Colombo - A view from our expert author

Being simply an ancient maritime settlement that has burgeoned into a modern metropolis, this is a city free from pretension.

Not many world travellers would admit to Colombo being their favourite city, but it is mine, especially so as the authorities work hard to restore buildings and make the city greener and tidier. Facing the Indian Ocean and stretching 14km along Sri Lanka’s western shore, it has within its boundaries an astonishing variety of people, historical monuments, simple temples, gleaming hotels, trendy restaurants, glittering casinos, fascinating department stores, tree-lined boulevards, mysterious lanes, old and new markets, shopping malls, and even skyscrapers.

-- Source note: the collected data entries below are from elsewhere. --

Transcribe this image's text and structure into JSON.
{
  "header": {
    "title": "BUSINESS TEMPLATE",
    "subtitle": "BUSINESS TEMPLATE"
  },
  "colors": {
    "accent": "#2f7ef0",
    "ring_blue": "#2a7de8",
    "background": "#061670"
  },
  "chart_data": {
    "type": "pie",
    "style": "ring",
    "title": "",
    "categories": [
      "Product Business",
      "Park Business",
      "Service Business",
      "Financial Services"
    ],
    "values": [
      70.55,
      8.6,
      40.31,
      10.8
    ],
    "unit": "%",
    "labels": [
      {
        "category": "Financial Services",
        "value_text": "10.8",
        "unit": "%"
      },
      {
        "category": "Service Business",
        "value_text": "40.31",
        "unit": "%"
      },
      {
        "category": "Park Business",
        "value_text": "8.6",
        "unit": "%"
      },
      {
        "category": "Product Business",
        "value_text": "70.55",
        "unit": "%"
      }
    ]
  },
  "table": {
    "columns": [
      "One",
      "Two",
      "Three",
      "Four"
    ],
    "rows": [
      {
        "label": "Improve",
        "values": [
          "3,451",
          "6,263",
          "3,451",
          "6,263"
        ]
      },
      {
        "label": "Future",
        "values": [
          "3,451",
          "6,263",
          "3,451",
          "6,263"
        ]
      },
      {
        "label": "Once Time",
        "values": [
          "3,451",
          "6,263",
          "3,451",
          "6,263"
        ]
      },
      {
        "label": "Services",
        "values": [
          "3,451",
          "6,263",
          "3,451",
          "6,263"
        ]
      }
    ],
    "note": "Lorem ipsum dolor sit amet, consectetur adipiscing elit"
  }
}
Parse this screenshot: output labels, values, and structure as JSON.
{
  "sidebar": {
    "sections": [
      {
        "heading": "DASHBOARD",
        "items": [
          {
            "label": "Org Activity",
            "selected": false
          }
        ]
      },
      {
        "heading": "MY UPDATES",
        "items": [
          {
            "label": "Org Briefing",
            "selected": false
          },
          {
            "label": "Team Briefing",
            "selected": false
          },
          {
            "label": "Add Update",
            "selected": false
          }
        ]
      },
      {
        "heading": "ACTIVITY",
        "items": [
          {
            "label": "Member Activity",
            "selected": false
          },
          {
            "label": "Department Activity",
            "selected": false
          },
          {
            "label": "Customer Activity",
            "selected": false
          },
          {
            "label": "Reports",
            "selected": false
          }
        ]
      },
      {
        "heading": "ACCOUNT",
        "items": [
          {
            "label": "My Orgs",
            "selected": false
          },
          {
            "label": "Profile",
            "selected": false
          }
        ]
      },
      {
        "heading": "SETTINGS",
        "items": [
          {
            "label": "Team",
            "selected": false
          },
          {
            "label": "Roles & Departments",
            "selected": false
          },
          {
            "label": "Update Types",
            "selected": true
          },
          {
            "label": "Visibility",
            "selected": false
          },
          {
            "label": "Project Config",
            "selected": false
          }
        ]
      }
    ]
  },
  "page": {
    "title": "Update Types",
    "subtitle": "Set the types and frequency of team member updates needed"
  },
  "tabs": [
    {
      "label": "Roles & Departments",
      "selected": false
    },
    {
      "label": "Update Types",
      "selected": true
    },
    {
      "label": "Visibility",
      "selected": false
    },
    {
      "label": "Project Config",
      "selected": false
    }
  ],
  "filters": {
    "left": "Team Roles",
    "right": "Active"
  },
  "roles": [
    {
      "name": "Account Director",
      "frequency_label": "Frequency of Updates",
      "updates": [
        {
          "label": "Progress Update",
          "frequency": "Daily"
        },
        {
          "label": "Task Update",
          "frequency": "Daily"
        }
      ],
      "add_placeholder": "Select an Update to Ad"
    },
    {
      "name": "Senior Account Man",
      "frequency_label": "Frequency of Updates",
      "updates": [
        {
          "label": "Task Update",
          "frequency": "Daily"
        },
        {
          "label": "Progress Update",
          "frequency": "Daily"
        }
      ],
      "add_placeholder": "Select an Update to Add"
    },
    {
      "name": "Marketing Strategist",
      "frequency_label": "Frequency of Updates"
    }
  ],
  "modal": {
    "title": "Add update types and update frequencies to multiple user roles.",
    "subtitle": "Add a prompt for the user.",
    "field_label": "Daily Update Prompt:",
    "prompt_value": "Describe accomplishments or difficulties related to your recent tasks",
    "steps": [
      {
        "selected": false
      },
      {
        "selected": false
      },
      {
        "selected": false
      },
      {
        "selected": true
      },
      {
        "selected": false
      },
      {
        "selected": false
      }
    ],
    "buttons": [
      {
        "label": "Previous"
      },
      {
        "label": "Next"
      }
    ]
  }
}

It never disappoints, although on a hot, hectic day it is certainly tiring.

It is not a city of romance like Paris, or of ruthless commerce like Hong Kong, nor is it dedicated to progress like Singapore, or to fun like Bangkok. Colombo has no such pretensions, being simply an ancient maritime settlement that has burgeoned into a modern metropolis. The traffic is heavy in the day, thins out late evening, and then the streets seem eerily deserted at night. There are no central squares but the city has its areas of character: Fort and Pettah; Galle Face Green and the neon-lit gaming clubs of the Galle Road; and clusters of theme restaurants revitalising colonial houses.

In the 1920s it was known as the Garden City of the East and visitors stayed for weeks. Now it’s a city of traffic chaos and most visitors only pass through on their way to and from their beach resorts. It used to be bombs going off that threw the city into occasional confusion; now it’s the unexpected temporary closure of roads because a politician is on the move and wants priority for his motorcade. A rash of one-way streets has broken out too, often resulting in a long and frustrating detour wherever you are heading.